Ulisses e as Sereias, por John William Waterhouse 1891. Este é você cercado de coachs…
Esse foco na dopamina é muito atual e está alinhado com descobertas recentes sobre seu papel na fisiologia e comportamento humano. Pouco tempo atrás, acreditava-se que a dopamina era o neurotransmissor do prazer, uma molécula da felicidade, porém com novas pesquisas descobriram que ela está envolvida na motivação, na recompensa e no controle motor sobre o movimento voluntário. Em outras palavras, a dopamina é a molécula por trás do nosso ânimo e impulso para realizar atividades que nos estimulem e nos motivem as realizá-las mais vezes, atuando em uma série de estruturas e compondo variados processos bioquímicos que são as vias dopaminérgicas e sistema de recompensa do cérebro. Por essa razão, a dopamina está muito relacionada a vícios e comportamentos compulsivos e aqui mora um dos primeiros erros do discurso do vício em dopamina. Via de regra, todo o vício é uma desregulação do sistema dopaminérgico que reforça a repetição de comportamentos buscando uma satisfação, porém não podemos resumir as adicções à fisiologia, os vícios tem fatores cognitivos e sociais não podendo ser simplificados ou ser de total responsabilidade da dopamina. Quando um indivíduo sofre vício ou uma compulsão é necessário levar em consideração inúmeros fatores como: histórico familiar, contexto sociocultural, ambiente, fatores emocionais e subjetividades. Todos esses aspectos constroem um cenário muito particular e tem relevância para o enfrentamento da demanda e tais fatores geralmente pesam muito mais do que a dopamina em si. Por essa razão, não se trata alcoolistas como viciados em dopamina, por essa razão, as intervenções para dependentes químicos e jogos de azar são diferentes, se tudo se resumisse a dopamina o método de intervenção de um valeria para qualquer outro.

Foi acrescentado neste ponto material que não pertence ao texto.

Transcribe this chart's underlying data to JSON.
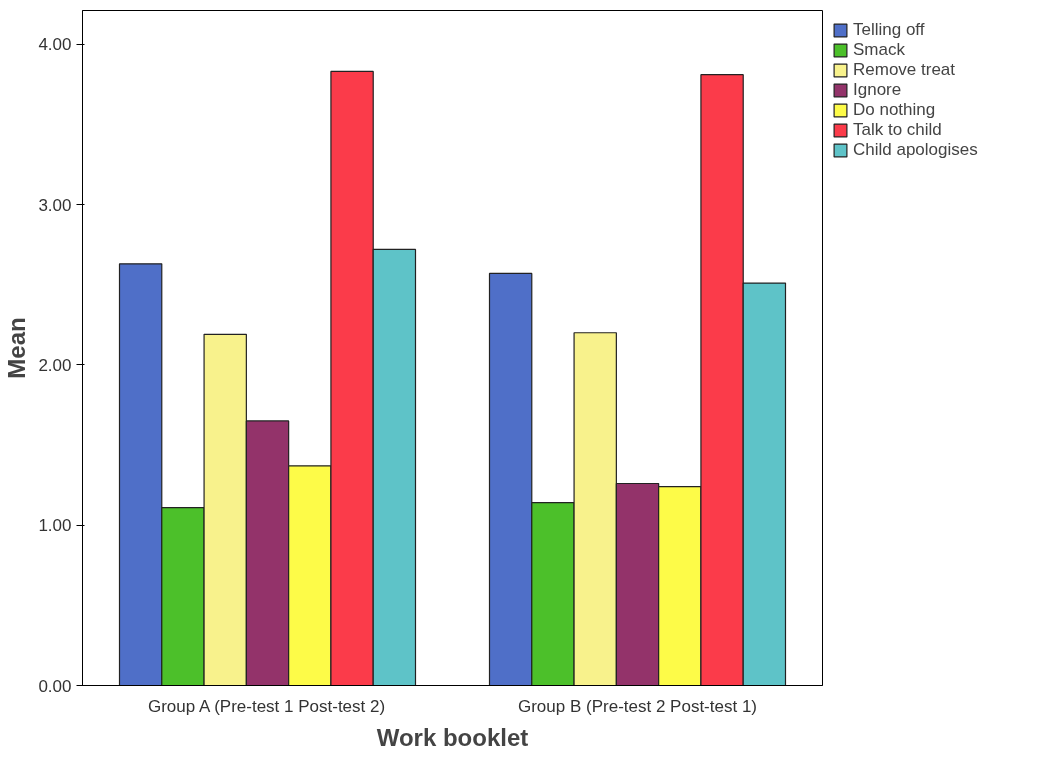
{
  "chart_data": {
    "type": "bar",
    "xlabel": "Work booklet",
    "ylabel": "Mean",
    "categories": [
      "Group A (Pre-test 1 Post-test 2)",
      "Group B (Pre-test 2 Post-test 1)"
    ],
    "series": [
      {
        "name": "Telling off",
        "color": "#4f6fc8",
        "values": [
          2.63,
          2.57
        ]
      },
      {
        "name": "Smack",
        "color": "#4cc02a",
        "values": [
          1.11,
          1.14
        ]
      },
      {
        "name": "Remove treat",
        "color": "#f8f28c",
        "values": [
          2.19,
          2.2
        ]
      },
      {
        "name": "Ignore",
        "color": "#93336a",
        "values": [
          1.65,
          1.26
        ]
      },
      {
        "name": "Do nothing",
        "color": "#fdfb48",
        "values": [
          1.37,
          1.24
        ]
      },
      {
        "name": "Talk to child",
        "color": "#fb3b4a",
        "values": [
          3.83,
          3.81
        ]
      },
      {
        "name": "Child apologises",
        "color": "#5ec3c8",
        "values": [
          2.72,
          2.51
        ]
      }
    ],
    "ylim": [
      0,
      4.21
    ],
    "yticks": [
      {
        "value": 0,
        "label": "0.00"
      },
      {
        "value": 1,
        "label": "1.00"
      },
      {
        "value": 2,
        "label": "2.00"
      },
      {
        "value": 3,
        "label": "3.00"
      },
      {
        "value": 4,
        "label": "4.00"
      }
    ],
    "legend": "right",
    "grid": false
  }
}
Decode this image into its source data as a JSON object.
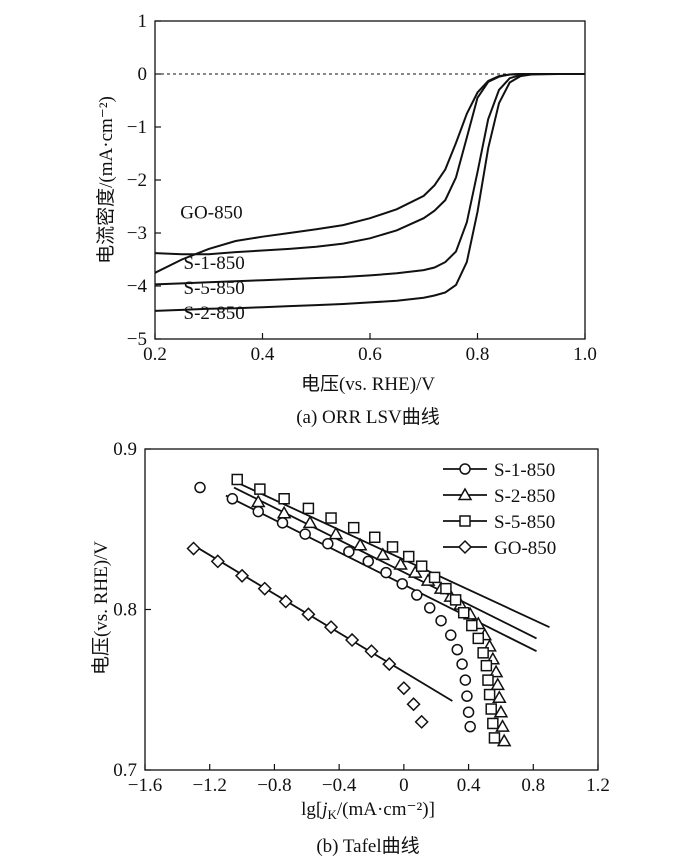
{
  "chart_data": [
    {
      "type": "line",
      "caption": "(a) ORR LSV曲线",
      "xlabel": "电压(vs. RHE)/V",
      "ylabel": "电流密度/(mA·cm⁻²)",
      "xlim": [
        0.2,
        1.0
      ],
      "ylim": [
        -5,
        1
      ],
      "xticks": [
        "0.2",
        "0.4",
        "0.6",
        "0.8",
        "1.0"
      ],
      "yticks": [
        "1",
        "0",
        "−1",
        "−2",
        "−3",
        "−4",
        "−5"
      ],
      "reference_line_y": 0,
      "series": [
        {
          "name": "GO-850",
          "label": "GO-850",
          "x": [
            0.2,
            0.25,
            0.3,
            0.35,
            0.4,
            0.45,
            0.5,
            0.55,
            0.6,
            0.65,
            0.7,
            0.72,
            0.74,
            0.76,
            0.78,
            0.8,
            0.82,
            0.84,
            0.86,
            0.88,
            0.9,
            0.95,
            1.0
          ],
          "y": [
            -3.75,
            -3.5,
            -3.3,
            -3.15,
            -3.07,
            -3.0,
            -2.93,
            -2.85,
            -2.72,
            -2.55,
            -2.3,
            -2.1,
            -1.8,
            -1.3,
            -0.75,
            -0.35,
            -0.13,
            -0.04,
            -0.01,
            0.0,
            0.0,
            0.0,
            0.0
          ]
        },
        {
          "name": "S-1-850",
          "label": "S-1-850",
          "x": [
            0.2,
            0.25,
            0.3,
            0.35,
            0.4,
            0.45,
            0.5,
            0.55,
            0.6,
            0.65,
            0.7,
            0.72,
            0.74,
            0.76,
            0.78,
            0.8,
            0.82,
            0.84,
            0.86,
            0.88,
            0.9,
            0.95,
            1.0
          ],
          "y": [
            -3.38,
            -3.4,
            -3.4,
            -3.36,
            -3.33,
            -3.3,
            -3.26,
            -3.2,
            -3.1,
            -2.95,
            -2.72,
            -2.58,
            -2.38,
            -1.95,
            -1.2,
            -0.45,
            -0.15,
            -0.05,
            -0.01,
            0.0,
            0.0,
            0.0,
            0.0
          ]
        },
        {
          "name": "S-5-850",
          "label": "S-5-850",
          "x": [
            0.2,
            0.25,
            0.3,
            0.35,
            0.4,
            0.45,
            0.5,
            0.55,
            0.6,
            0.65,
            0.7,
            0.72,
            0.74,
            0.76,
            0.78,
            0.8,
            0.82,
            0.84,
            0.86,
            0.88,
            0.9,
            0.95,
            1.0
          ],
          "y": [
            -3.97,
            -3.95,
            -3.93,
            -3.91,
            -3.89,
            -3.87,
            -3.85,
            -3.83,
            -3.8,
            -3.76,
            -3.7,
            -3.65,
            -3.55,
            -3.35,
            -2.8,
            -1.85,
            -0.85,
            -0.3,
            -0.08,
            -0.02,
            0.0,
            0.0,
            0.0
          ]
        },
        {
          "name": "S-2-850",
          "label": "S-2-850",
          "x": [
            0.2,
            0.25,
            0.3,
            0.35,
            0.4,
            0.45,
            0.5,
            0.55,
            0.6,
            0.65,
            0.7,
            0.72,
            0.74,
            0.76,
            0.78,
            0.8,
            0.82,
            0.84,
            0.86,
            0.88,
            0.9,
            0.95,
            1.0
          ],
          "y": [
            -4.47,
            -4.45,
            -4.43,
            -4.42,
            -4.4,
            -4.38,
            -4.36,
            -4.34,
            -4.31,
            -4.28,
            -4.22,
            -4.18,
            -4.12,
            -3.98,
            -3.55,
            -2.6,
            -1.4,
            -0.55,
            -0.16,
            -0.04,
            -0.01,
            0.0,
            0.0
          ]
        }
      ]
    },
    {
      "type": "scatter",
      "caption": "(b) Tafel曲线",
      "xlabel": "lg[jK/(mA·cm⁻²)]",
      "ylabel": "电压(vs. RHE)/V",
      "xlim": [
        -1.6,
        1.2
      ],
      "ylim": [
        0.7,
        0.9
      ],
      "xticks": [
        "−1.6",
        "−1.2",
        "−0.8",
        "−0.4",
        "0",
        "0.4",
        "0.8",
        "1.2"
      ],
      "yticks": [
        "0.9",
        "0.8",
        "0.7"
      ],
      "legend_position": "top-right",
      "series": [
        {
          "name": "S-1-850",
          "marker": "circle",
          "x": [
            -1.26,
            -1.06,
            -0.9,
            -0.75,
            -0.61,
            -0.47,
            -0.34,
            -0.22,
            -0.11,
            -0.01,
            0.08,
            0.16,
            0.23,
            0.29,
            0.33,
            0.36,
            0.38,
            0.39,
            0.4,
            0.41
          ],
          "y": [
            0.876,
            0.869,
            0.861,
            0.854,
            0.847,
            0.841,
            0.836,
            0.83,
            0.823,
            0.816,
            0.809,
            0.801,
            0.793,
            0.784,
            0.775,
            0.766,
            0.756,
            0.746,
            0.736,
            0.727
          ],
          "fit": {
            "x": [
              -1.1,
              0.82
            ],
            "y": [
              0.871,
              0.774
            ]
          }
        },
        {
          "name": "S-2-850",
          "marker": "triangle",
          "x": [
            -0.9,
            -0.74,
            -0.58,
            -0.42,
            -0.27,
            -0.13,
            -0.02,
            0.07,
            0.15,
            0.23,
            0.29,
            0.35,
            0.41,
            0.46,
            0.5,
            0.53,
            0.55,
            0.57,
            0.58,
            0.59,
            0.6,
            0.61,
            0.62
          ],
          "y": [
            0.867,
            0.86,
            0.854,
            0.847,
            0.84,
            0.834,
            0.828,
            0.823,
            0.818,
            0.813,
            0.808,
            0.803,
            0.797,
            0.791,
            0.784,
            0.777,
            0.769,
            0.761,
            0.753,
            0.745,
            0.736,
            0.727,
            0.718
          ],
          "fit": {
            "x": [
              -1.05,
              0.82
            ],
            "y": [
              0.876,
              0.782
            ]
          }
        },
        {
          "name": "S-5-850",
          "marker": "square",
          "x": [
            -1.03,
            -0.89,
            -0.74,
            -0.59,
            -0.45,
            -0.31,
            -0.18,
            -0.07,
            0.03,
            0.11,
            0.19,
            0.26,
            0.32,
            0.37,
            0.42,
            0.46,
            0.49,
            0.51,
            0.52,
            0.53,
            0.54,
            0.55,
            0.56
          ],
          "y": [
            0.881,
            0.875,
            0.869,
            0.863,
            0.857,
            0.851,
            0.845,
            0.839,
            0.833,
            0.827,
            0.82,
            0.813,
            0.806,
            0.798,
            0.79,
            0.782,
            0.773,
            0.765,
            0.756,
            0.747,
            0.738,
            0.729,
            0.72
          ],
          "fit": {
            "x": [
              -1.05,
              0.9
            ],
            "y": [
              0.88,
              0.789
            ]
          }
        },
        {
          "name": "GO-850",
          "marker": "diamond",
          "x": [
            -1.3,
            -1.15,
            -1.0,
            -0.86,
            -0.73,
            -0.59,
            -0.45,
            -0.32,
            -0.2,
            -0.09,
            0.0,
            0.06,
            0.11
          ],
          "y": [
            0.838,
            0.83,
            0.821,
            0.813,
            0.805,
            0.797,
            0.789,
            0.781,
            0.774,
            0.766,
            0.751,
            0.741,
            0.73
          ],
          "fit": {
            "x": [
              -1.3,
              0.3
            ],
            "y": [
              0.84,
              0.743
            ]
          }
        }
      ]
    }
  ]
}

“os vícios tem fatores cognitivos e sociais não podendo ser simplificados ou ser de total responsabilidade da dopamina.“
Como consequência, a dopamina em muitos casos é tratada com um vilã interna que está te sabotando, e você deveria seguir essas dicas para ”resetar seus níveis de dopamina” e esse detox deveria ser obrigatório para todos. Primeiramente que dopamina não é boa nem má, e seu papel enquanto neurotransmissor é complexo pois está em interação constante com as mais variadas estruturas e sistemas do corpo, desempenhando em cada uma delas diferentes funções. Sua produção é complexa e seu comportamento no corpo não é uniforme, dependendo de sua localização no corpo, haverá discrepâncias entre os níveis de dopamina que serão aceitáveis. A grosso modo distúrbios dopaminérgicos estão mais relacionados a transtornos mentais e degenerativos do que a hábitos e vícios. Obviamente uma coisa não exclui a outra, se por um acaso você diminuísse de fato seus níveis de dopamina é mais provável que você desenvolva a doença de Parkinson do que potencialize sua produtividade como certos influencers defendem. O déficit na dopamina está relacionado ao TDAH e a perda da capacidade de sentir prazer e motivação, o que pode levar a um quadro depressivo grave. Por outro lado uma alta produção de dopamina não significa que a pessoa vai passar horas nas redes sociais, mas pode muito bem começar a ter alucinações, delírios, psicose e outros sintomas maníacos comuns em quadros de esquizofrenia. Esse neurotransmissor tem vias de ação tão complexas que sua modulação, diferente do que muitos influencers dizem em seus perfis, não é sobre aumentar ou diminuir a quantidade total de dopamina no seu corpo, pois ela tem diferentes funções dependendo de onde ela está agindo, mas é sobre como manter seu corpo saudável para que ele possa regular sua produção.
Dessa maneira, esse termos são uma apropriação incorreta do vocabulário neurofisiológico para reforçar o discurso sobre o vício em dopamina que pode ser usado tanto para espalhar desinformação sensacionalista na internet, tanto para vender soluções baseadas ”no que diz a neurociência”.
“distúrbios dopaminérgicos estão mais relacionados a transtornos mentais e degenerativos do que a hábitos e vícios”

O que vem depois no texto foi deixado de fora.